You see, it wasn't until I was taking a class specifically designed for journalism students that I even heard the term "gerund." I'd been through K-12 schooling, and not once had we gone over some of the simple grammar that was covered in that one class. Nor would anyone not taking that specific class come across it in their other classes. Within two or three years of actually competent classes focused on teaching the craft of writing, I can recognize that my own skills have improved drastically. But this comes with a caveat: Only those majoring or minoring in a field that writes for a living were being taught how to compose sentences, to cherish words, to note how language sounds, how it reads. For everyone else, they could simply not care and they'd still get their ticket punched.

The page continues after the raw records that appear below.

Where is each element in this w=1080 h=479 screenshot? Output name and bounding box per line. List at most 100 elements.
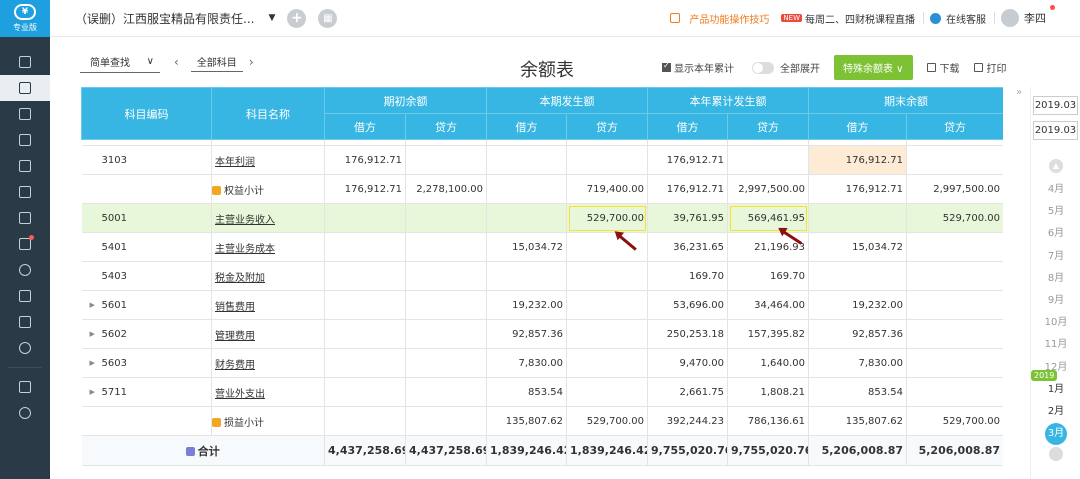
service-label: 在线客服 (946, 14, 986, 26)
sidebar-item-tax[interactable] (0, 231, 50, 257)
header-credit: 贷方 (566, 113, 648, 140)
print-button[interactable]: 打印 (973, 60, 1007, 75)
sidebar-item-speed[interactable] (0, 400, 50, 426)
avatar[interactable] (1001, 9, 1019, 27)
tips-label: 产品功能操作技巧 (689, 14, 770, 26)
amount-cell: 7,830.00 (486, 348, 567, 378)
collapse-panel-button[interactable]: » (1016, 87, 1028, 107)
year-badge: 2019 (1031, 369, 1058, 381)
subtotal-label: 权益小计 (211, 174, 325, 204)
sidebar-item-assets[interactable] (0, 205, 50, 231)
amount-cell (324, 319, 406, 349)
month-item[interactable]: 6月 (1031, 223, 1080, 245)
month-item[interactable]: 3月 (1031, 423, 1080, 446)
amount-cell: 39,761.95 (647, 203, 728, 233)
sidebar-item-check[interactable] (0, 309, 50, 335)
special-balance-button[interactable]: 特殊余额表 ∨ (834, 55, 913, 80)
month-item[interactable]: 2月 (1031, 401, 1080, 423)
end-period-input[interactable]: 2019.03 (1033, 121, 1078, 140)
show-year-checkbox[interactable] (662, 61, 671, 72)
account-code: ▶ 5711 (81, 377, 212, 407)
month-item[interactable]: 10月 (1031, 312, 1080, 334)
expand-triangle-icon[interactable]: ▶ (90, 301, 95, 309)
header-period: 本期发生额 (486, 87, 648, 114)
next-subject-button[interactable]: › (249, 55, 254, 69)
chevron-down-icon[interactable] (1049, 447, 1063, 462)
sidebar-item-reports[interactable] (0, 101, 50, 127)
company-selector[interactable]: （误删）江西服宝精品有限责任... ▼ (75, 10, 275, 27)
month-item[interactable]: 5月 (1031, 201, 1080, 223)
month-items: 4月 5月 6月 7月 8月 9月 10月 11月 12月 1月 2019 2月 3月 (1031, 179, 1080, 446)
account-name-link[interactable]: 主营业务成本 (215, 244, 275, 255)
amount-cell: 2,997,500.00 (906, 174, 1003, 204)
expand-triangle-icon[interactable]: ▶ (90, 330, 95, 338)
account-name-link[interactable]: 管理费用 (215, 331, 255, 342)
grid-icon[interactable]: ▦ (318, 8, 338, 28)
account-name: 营业外支出 (211, 377, 325, 407)
sidebar-item-bank[interactable] (0, 283, 50, 309)
account-name-link[interactable]: 主营业务收入 (215, 215, 275, 226)
notification-dot (1050, 5, 1055, 10)
month-list: ▲ 4月 5月 6月 7月 8月 9月 10月 11月 12月 1月 2019 2月 3月 (1031, 159, 1080, 463)
amount-cell: 853.54 (486, 377, 567, 407)
account-name-link[interactable]: 财务费用 (215, 360, 255, 371)
sidebar-item-salary[interactable] (0, 257, 50, 283)
query-dropdown[interactable]: 简单查找 ∨ (80, 51, 160, 73)
amount-cell: 34,464.00 (727, 290, 809, 320)
subtotal-label-text: 损益小计 (224, 417, 264, 429)
account-code-text: 5711 (101, 386, 127, 398)
headset-icon (930, 12, 941, 24)
sidebar-item-video[interactable] (0, 374, 50, 400)
date-panel: 2019.03 2019.03 ▲ 4月 5月 6月 7月 8月 9月 10月 11月 12月 1… (1030, 87, 1080, 479)
expand-triangle-icon[interactable]: ▶ (90, 359, 95, 367)
amount-cell: 7,830.00 (808, 348, 907, 378)
subtotal-label: 损益小计 (211, 406, 325, 436)
account-name-link[interactable]: 营业外支出 (215, 389, 265, 400)
account-name-link[interactable]: 本年利润 (215, 157, 255, 168)
amount-cell (405, 261, 487, 291)
amount-cell: 169.70 (727, 261, 809, 291)
month-item[interactable]: 11月 (1031, 334, 1080, 356)
expand-all-toggle[interactable] (752, 61, 774, 74)
chart-icon (19, 108, 31, 120)
amount-cell: 2,997,500.00 (727, 174, 809, 204)
amount-cell (566, 145, 648, 175)
bank-icon (19, 290, 31, 302)
sidebar-item-settings[interactable] (0, 335, 50, 361)
month-item[interactable]: 9月 (1031, 290, 1080, 312)
month-item[interactable]: 7月 (1031, 246, 1080, 268)
subject-selector[interactable]: 全部科目 (190, 52, 243, 72)
user-name[interactable]: 李四 (1024, 5, 1055, 26)
amount-cell (566, 319, 648, 349)
start-period-input[interactable]: 2019.03 (1033, 96, 1078, 115)
tips-link[interactable]: 产品功能操作技巧 (670, 11, 769, 26)
account-name-link[interactable]: 销售费用 (215, 302, 255, 313)
total-value: 5,206,008.87 (808, 435, 907, 466)
prev-subject-button[interactable]: ‹ (174, 55, 179, 69)
download-button[interactable]: 下载 (926, 60, 960, 75)
expand-triangle-icon[interactable]: ▶ (90, 388, 95, 396)
amount-cell (324, 261, 406, 291)
amount-cell (405, 203, 487, 233)
amount-cell (566, 377, 648, 407)
service-link[interactable]: 在线客服 (930, 11, 986, 26)
amount-cell (405, 319, 487, 349)
sidebar-item-voucher[interactable] (0, 75, 50, 101)
month-item[interactable]: 4月 (1031, 179, 1080, 201)
app-logo[interactable]: ¥ 专业版 (0, 0, 50, 37)
sidebar-item-calendar[interactable] (0, 153, 50, 179)
report-toolbar: 简单查找 ∨ ‹ 全部科目 › 余额表 显示本年累计 全部展开 特殊余额表 ∨ … (50, 37, 1016, 87)
account-name-link[interactable]: 税金及附加 (215, 273, 265, 284)
live-link[interactable]: NEW 每周二、四财税课程直播 (781, 11, 915, 26)
sidebar-item-home[interactable] (0, 49, 50, 75)
month-item[interactable]: 8月 (1031, 268, 1080, 290)
assets-icon (19, 212, 31, 224)
add-icon[interactable]: + (287, 8, 307, 28)
chevron-up-icon[interactable]: ▲ (1049, 159, 1063, 173)
sidebar-item-ledger[interactable] (0, 127, 50, 153)
salary-icon (19, 264, 31, 276)
sidebar-item-invoice[interactable] (0, 179, 50, 205)
home-icon (19, 56, 31, 68)
month-item[interactable]: 1月 2019 (1031, 369, 1080, 401)
expand-all-label: 全部展开 (780, 64, 820, 75)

Knowing how to properly form an argument, having an okay vocabulary and having the training in writing well (although I still have much room to improve) has made undergrad courses so rote as to basically be madlibs. Throw in a bit of pandering to your professor's interests or preferred style of argumentation, and you'll be earning high marks you don't honestly feel you deserve. While it's certainly possible I'm simply underestimating myself, only one professor has ever not been that simple to impress, an exception which proved the rule.
I feel this is the issue here. You have people who throughout their academic career are never taught or expected to understand anything beyond basic writing competency. Anything beyond that is associated with serious academics rather than the common man (academics of course do so because they want to be taken seriously), and so you have a confluence of vocabulary level with general intelligence. Which is a false conflation, as has been previously demonstrated. Can we put an end to this false narrative? Knowing some words doesn't mean I have strong math skills, it doesn't mean I'm worldlier than you, it doesn't mean I'm an academic, it doesn't mean I'm smarter than you. All it at best demonstrates is, as has been stated, that I am a logophile. But the most fancifully wrapped turd is still a turd all the same. What might actually demonstrate the speaker's intelligence is what they use those words to say. And I just worry that in a world of "TL;DR," that point is getting lost. Or maybe I just lack the temporal perspective to realize how long people have been missing the point. It's not that I demand people understand that it's supposed to be "I was graduated from high school," rather than "I graduated high school," (although it would be grand if they did) but that what's basically an accepted ad hominem ought to stop for the good of honest, fruitful discourse, and a system which addresses the former point might hopefully help solve the latter.
Well, that's just a thought that's been bugging me. I felt the need to write it down and solicit opinion.